Ground offensive triggered new wave of escape

In March 2016, the Sudanese government army launched yet another major ground offensive. The mostly rural population had to flee in large numbers from their villages. Some tried to obtain a place in the already overcrowded refugee camps, others, in the hope of being able to return soon, wanted to stay close to their old home. Many did not  manage to leave their villages in time. Maisa and her family are among them. Together with a few other villagers and many refugees from other parts of Sudan, they joined forces to form a new village. A three-hour walk across the mountains separates them from their old home. The military still occupies the place, which is considered the breadbasket of the region. Especially the water pump, to which the women still have to walk toevery day, is regularly under fire.

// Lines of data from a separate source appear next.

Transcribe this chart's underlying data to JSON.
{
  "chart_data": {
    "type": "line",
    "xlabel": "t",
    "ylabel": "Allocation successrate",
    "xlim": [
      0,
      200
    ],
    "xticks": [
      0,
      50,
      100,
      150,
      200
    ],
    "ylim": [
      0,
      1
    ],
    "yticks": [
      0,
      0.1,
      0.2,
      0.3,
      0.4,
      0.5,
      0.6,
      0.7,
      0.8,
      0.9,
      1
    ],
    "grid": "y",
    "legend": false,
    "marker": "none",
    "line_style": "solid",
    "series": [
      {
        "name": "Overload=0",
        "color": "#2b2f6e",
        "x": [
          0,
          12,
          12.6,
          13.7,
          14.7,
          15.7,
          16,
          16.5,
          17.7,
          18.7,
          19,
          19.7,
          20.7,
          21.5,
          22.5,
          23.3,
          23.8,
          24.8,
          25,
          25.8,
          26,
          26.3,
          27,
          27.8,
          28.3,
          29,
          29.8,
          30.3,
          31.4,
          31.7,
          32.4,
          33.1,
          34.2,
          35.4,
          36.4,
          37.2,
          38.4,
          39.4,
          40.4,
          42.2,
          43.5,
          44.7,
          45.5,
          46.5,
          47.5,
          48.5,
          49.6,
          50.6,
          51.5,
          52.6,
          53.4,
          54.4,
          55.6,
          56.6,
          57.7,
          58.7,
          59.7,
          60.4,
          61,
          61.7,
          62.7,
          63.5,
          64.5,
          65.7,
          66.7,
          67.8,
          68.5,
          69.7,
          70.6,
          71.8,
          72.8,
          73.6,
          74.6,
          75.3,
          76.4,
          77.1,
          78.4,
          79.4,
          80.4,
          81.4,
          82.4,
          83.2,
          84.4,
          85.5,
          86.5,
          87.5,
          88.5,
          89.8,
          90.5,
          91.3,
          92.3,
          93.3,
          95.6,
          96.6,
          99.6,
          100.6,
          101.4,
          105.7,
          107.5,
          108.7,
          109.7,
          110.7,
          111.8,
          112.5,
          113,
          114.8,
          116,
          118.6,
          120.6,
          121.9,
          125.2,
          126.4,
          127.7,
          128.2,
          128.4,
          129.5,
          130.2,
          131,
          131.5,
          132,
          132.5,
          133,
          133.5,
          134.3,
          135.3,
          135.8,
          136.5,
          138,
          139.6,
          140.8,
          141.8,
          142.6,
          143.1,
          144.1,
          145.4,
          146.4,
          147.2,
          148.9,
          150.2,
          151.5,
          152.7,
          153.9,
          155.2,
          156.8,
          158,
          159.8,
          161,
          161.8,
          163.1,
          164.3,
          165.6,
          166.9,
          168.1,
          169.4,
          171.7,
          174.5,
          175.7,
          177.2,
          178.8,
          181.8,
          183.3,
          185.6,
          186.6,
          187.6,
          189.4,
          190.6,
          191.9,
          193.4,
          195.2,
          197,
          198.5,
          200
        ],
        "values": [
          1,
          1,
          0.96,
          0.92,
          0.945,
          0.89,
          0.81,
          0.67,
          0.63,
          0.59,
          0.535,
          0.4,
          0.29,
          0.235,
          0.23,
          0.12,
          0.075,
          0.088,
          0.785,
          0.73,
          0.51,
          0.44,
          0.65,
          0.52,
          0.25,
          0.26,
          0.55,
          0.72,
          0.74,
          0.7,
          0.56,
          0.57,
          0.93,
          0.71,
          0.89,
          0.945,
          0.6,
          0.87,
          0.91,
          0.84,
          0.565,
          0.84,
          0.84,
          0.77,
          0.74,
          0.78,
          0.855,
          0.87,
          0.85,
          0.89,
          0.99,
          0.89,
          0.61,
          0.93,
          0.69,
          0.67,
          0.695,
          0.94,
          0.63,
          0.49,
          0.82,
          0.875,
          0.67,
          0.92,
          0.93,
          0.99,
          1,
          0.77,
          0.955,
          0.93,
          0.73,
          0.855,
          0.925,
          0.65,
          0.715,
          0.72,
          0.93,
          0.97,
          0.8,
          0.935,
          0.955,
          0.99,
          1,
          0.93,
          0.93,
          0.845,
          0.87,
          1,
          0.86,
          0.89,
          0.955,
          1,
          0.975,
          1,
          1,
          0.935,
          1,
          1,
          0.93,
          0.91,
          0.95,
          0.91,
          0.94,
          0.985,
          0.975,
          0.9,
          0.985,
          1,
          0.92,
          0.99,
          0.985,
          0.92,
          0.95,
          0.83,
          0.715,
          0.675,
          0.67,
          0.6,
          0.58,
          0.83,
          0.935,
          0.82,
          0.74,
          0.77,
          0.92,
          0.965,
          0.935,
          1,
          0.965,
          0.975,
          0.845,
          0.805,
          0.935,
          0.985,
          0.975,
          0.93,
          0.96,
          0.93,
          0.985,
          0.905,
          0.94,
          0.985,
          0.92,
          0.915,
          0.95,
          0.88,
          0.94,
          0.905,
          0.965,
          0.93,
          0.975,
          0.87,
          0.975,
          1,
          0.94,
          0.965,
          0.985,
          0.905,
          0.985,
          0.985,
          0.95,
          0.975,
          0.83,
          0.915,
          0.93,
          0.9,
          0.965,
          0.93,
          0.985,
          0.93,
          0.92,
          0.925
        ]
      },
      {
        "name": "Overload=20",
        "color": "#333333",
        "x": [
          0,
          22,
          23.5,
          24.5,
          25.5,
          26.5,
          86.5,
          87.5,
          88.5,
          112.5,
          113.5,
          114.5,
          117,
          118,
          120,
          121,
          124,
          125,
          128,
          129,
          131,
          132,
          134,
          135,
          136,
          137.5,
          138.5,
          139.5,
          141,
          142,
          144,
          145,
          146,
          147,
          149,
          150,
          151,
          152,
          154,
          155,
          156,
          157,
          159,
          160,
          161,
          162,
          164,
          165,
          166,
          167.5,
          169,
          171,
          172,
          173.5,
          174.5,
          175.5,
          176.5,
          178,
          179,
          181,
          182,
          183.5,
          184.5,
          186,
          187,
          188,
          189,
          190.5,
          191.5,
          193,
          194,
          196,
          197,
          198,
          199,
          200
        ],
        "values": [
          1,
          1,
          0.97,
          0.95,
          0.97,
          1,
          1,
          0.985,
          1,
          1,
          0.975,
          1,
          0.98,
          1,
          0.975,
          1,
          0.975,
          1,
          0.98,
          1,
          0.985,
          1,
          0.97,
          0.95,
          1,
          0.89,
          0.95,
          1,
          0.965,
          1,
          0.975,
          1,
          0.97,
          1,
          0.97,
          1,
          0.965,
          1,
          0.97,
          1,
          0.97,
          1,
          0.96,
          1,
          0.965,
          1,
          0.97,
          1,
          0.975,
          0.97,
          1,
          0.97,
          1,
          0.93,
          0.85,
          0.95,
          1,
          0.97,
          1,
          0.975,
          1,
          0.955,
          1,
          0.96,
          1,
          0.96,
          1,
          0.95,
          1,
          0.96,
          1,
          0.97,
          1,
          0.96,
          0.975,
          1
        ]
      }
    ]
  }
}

“At first we could visit the newly formed village only on foot,” says Johannes Plate, Cap-Anamur nurse in the Nuba Mountains, “but word got around that we come regularly, and meanwhile there’s even a small Community Health Center with some local staff who wastrained by us. Now we do not have to walk there anymore, but we can access the place by car without being shot at “. However, a midwife, who supports expectant mothers at birth and in the first months after in the education about vaccinations and hygiene, is still lacking. As a result, the Cap-Anamur team in the Nuba Mountains are training the now 28-year-old Maisa to be a midwife. In a few months Maisa will have completed her education and will help to further improve the medical care in her village. A return to their old village does not seem possible in the next few months, but Maisa does not give up the hope to be able to return home someday.